Jego zdaniem kluczowe w nadchodzących spotkaniach będą organizacja gry, dyscyplina oraz wiara w końcowy sukces. – Te dwa mecze pokazały, że potrafimy funkcjonować jako zespół, który nie dopuszcza przeciwnika do sytuacji bramkowych. Nasi bramkarze – Leo i Kajzi – praktycznie nie mieli interwencji. Szczególnie z Polonią i w pierwszej połowie meczu ze Zniczem stworzyliśmy też okazję do zdobycia gola – zaznaczył trener.
Mimo wymagających rywali w najbliższych kolejkach, szkoleniowiec patrzy w przyszłość z wiarą:
Stać nas na więcej. Mamy świadomość, że przed nami zespoły o dużej jakości, ale nie stoimy na straconej pozycji. Wręcz przeciwnie.
Trener zwracał uwagę , nad czym zespół pracował w czasie tygodnia
Przede wszystkim – powiedziałbym – skupiliśmy się na elementach szybszego doskoku do przeciwnika w odpowiednim momencie. Bo my trochę popadamy w taką… skrajność. Skrajność polegającą na tym, że trzeba cały czas pressować, pressować, pressować – bo taki jest teraz trend w piłce nożnej. Ja oczywiście jestem za tym, nie uciekamy od wysokiego, silnego czy też niskiego pressingu. Tylko że wszystko trzeba robić w odpowiednim momencie, żeby nie zostawiać przeciwnikowi wolności, przestrzeni. Na ten aspekt właśnie kładliśmy nacisk. A następnie – te pierwsze dwa, trzy podania po odbiorze. One są kluczowe, żeby zmusić przeciwnika do oddalenia się od naszej bramki.

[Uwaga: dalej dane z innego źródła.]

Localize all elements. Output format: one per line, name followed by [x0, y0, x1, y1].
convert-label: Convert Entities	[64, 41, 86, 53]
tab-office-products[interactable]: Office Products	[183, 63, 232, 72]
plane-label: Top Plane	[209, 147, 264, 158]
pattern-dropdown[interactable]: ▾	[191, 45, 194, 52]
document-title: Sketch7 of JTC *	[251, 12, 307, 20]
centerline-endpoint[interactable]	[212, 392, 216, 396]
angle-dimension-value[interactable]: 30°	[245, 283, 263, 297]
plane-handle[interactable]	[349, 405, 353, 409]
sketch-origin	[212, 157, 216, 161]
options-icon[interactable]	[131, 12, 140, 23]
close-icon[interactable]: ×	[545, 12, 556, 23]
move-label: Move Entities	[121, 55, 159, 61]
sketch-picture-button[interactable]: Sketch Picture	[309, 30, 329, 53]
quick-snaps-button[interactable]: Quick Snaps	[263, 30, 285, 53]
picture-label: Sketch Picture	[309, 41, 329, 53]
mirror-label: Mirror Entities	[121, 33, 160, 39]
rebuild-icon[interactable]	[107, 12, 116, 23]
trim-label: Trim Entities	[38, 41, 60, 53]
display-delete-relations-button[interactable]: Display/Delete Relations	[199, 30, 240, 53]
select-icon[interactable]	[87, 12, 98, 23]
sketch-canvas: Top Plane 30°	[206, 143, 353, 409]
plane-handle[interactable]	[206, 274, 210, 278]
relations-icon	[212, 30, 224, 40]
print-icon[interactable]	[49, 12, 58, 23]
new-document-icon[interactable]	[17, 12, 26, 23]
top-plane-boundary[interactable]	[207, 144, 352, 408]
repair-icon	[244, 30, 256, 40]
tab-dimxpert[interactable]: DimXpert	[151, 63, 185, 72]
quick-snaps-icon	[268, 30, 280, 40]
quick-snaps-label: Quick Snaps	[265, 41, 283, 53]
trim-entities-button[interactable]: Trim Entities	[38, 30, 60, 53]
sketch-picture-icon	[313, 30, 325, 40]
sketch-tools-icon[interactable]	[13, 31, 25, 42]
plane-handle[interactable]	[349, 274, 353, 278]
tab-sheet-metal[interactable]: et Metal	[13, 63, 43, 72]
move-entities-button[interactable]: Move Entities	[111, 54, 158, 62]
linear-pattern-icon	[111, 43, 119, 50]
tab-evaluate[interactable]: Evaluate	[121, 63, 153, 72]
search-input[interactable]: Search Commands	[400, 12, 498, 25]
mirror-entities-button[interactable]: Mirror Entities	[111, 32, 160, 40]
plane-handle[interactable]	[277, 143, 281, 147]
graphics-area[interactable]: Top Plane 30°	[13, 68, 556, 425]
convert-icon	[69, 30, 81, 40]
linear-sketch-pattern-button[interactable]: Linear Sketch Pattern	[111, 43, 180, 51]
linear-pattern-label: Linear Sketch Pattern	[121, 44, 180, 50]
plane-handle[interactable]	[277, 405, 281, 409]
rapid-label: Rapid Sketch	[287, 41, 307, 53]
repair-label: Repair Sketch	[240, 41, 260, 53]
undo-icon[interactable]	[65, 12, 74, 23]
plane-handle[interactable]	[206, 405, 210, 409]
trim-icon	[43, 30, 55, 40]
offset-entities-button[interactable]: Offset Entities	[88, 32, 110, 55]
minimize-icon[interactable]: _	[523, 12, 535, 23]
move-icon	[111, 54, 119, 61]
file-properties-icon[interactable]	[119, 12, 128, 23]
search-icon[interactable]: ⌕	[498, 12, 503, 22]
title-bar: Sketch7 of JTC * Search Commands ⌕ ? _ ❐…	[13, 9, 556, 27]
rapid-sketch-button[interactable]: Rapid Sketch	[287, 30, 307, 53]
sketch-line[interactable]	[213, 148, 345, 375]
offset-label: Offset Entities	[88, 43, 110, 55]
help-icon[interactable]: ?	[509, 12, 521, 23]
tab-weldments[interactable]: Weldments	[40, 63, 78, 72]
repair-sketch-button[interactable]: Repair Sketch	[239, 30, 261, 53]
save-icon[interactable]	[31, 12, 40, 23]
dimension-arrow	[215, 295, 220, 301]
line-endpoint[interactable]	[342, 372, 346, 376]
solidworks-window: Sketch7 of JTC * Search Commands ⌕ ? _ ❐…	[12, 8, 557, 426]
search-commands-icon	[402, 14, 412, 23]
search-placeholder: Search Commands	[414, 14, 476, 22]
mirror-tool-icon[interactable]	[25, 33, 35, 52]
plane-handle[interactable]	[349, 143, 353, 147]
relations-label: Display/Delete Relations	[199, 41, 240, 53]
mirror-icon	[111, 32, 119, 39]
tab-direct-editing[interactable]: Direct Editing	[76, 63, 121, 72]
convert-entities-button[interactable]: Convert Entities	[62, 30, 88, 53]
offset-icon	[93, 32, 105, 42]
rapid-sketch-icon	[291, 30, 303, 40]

Niepokój u kibiców może cały czas budzi m.in postawa ofensywna zespołu i nieskuteczność napastników. Według trenera kluczem jest zaufanie i pewność siebie – elementy, które mogą przełożyć się na lepszą skuteczność
Przede wszystkim – co jest najważniejsze dla zawodników ofensywnych, dla napastników – wychodząc na mecz, nie powinni myśleć o tym: „Kiedy w końcu strzelę bramkę?” –podsumował trener
Mecz rozpocznie sie w sobotę o 19:30. Transmisja na żywo w TVP 3, TVPSPORT.PL, aplikacji mobilnej, Smart TV i HbbTV.